Procurador-geral da Câmara de Cuiabá afirma que parecer será baseado na Constituição e estuda medidas para contestar eventual decisão favorável à ação proposta pelo prefeito
A Procuradoria-Geral da Câmara Municipal de Cuiabá afirmou na manhã desta sexta-feira (10) que analisa a possibilidade de adotar medidas judiciais para contestar a Ação Direta de Inconstitucionalidade (ADI) proposta pelo prefeito Abilio Brunini (PL), caso a Justiça acolha o pedido que altera as regras para eleição da Mesa Diretora do Legislativo.
A ação apresentada pela Prefeitura busca derrubar 11 dispositivos do Regimento Interno da Câmara que atualmente exigem o voto favorável de dois terços dos vereadores — 17 dos 25 parlamentares — para modificar regras relacionadas ao funcionamento da Casa. O Executivo defende que essas alterações passem a depender apenas de maioria simples.
Segundo o procurador-geral da Câmara, Eustáquio Neto, a Procuradoria ainda aguarda a notificação oficial para ter acesso ao conteúdo completo da ação. Ele destacou que a análise será exclusivamente técnica e baseada nos princípios constitucionais, sem qualquer influência política.
"De forma alguma. A Procuradoria e também o procurador-geral se abstêm totalmente de se envolver em questões políticas. As questões políticas cabem apenas aos vereadores. Nós da Procuradoria somente analisamos e decidimos questões jurídicas", afirmou.

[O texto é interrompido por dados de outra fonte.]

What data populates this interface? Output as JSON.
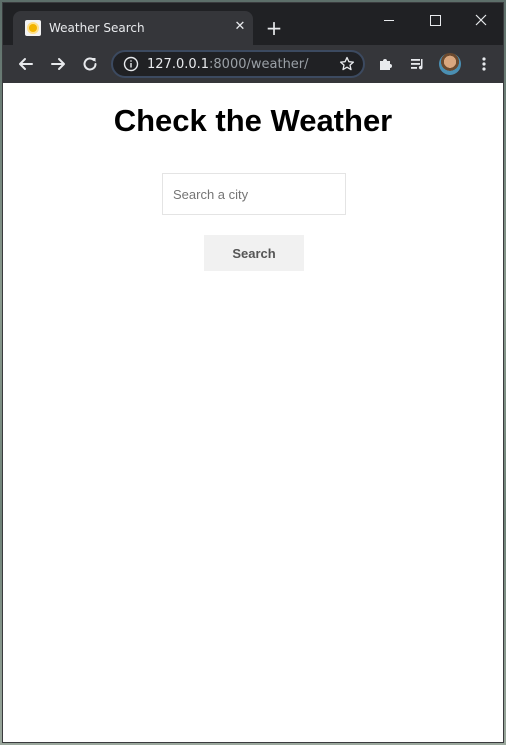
{
  "browser": {
    "tab_title": "Weather Search",
    "tab_close_glyph": "✕",
    "new_tab_glyph": "+",
    "url_host": "127.0.0.1",
    "url_path": ":8000/weather/"
  },
  "icons": {
    "favicon": "sun-icon",
    "back": "arrow-left-icon",
    "forward": "arrow-right-icon",
    "reload": "reload-icon",
    "site_info": "info-icon",
    "bookmark": "star-icon",
    "extensions": "puzzle-icon",
    "media": "media-queue-icon",
    "profile": "avatar",
    "menu": "kebab-menu-icon"
  },
  "page": {
    "heading": "Check the Weather",
    "search_placeholder": "Search a city",
    "search_value": "",
    "search_button_label": "Search"
  },
  "colors": {
    "tabstrip_bg": "#202124",
    "toolbar_bg": "#35363a",
    "button_bg": "#f1f1f1"
  }
}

Eustáquio explicou que o parecer jurídico avaliará se os dispositivos questionados estão em conformidade com a Constituição Federal, a Constituição Estadual e a Lei Orgânica do Município, especialmente em relação ao princípio da simetria constitucional.
"Estamos aguardando a notificação para ter acesso à íntegra da ação e nos debruçarmos sobre o ponto central, que é o princípio da simetria. Vamos analisar se esses dispositivos que exigem quórum qualificado são constitucionais", declarou.
O procurador também ressaltou que qualquer manifestação da Procuradoria seguirá exclusivamente os limites da legalidade, independentemente de quem apresente o pedido.
"Se o pedido da presidente guarda legalidade, será atendido, assim como o de qualquer outro vereador. Mas, se não houver respaldo legal, pode ser a presidente, o prefeito ou qualquer outra autoridade que o pedido não será acolhido", afirmou.
A iniciativa da Prefeitura ocorre em meio às articulações para a próxima eleição da presidência da Câmara de Cuiabá. A atual presidente, Paula Calil (PL), conta com o apoio declarado de 14 vereadores, mas precisa alcançar 17 votos para alterar o Regimento Interno e viabilizar uma reeleição consecutiva dentro da mesma legislatura.
Caso a mudança nas regras não seja aprovada, o grupo político ligado à presidente trabalha com um plano alternativo para lançar o vereador Dilemário Alencar (União Brasil) como candidato ao comando da Casa.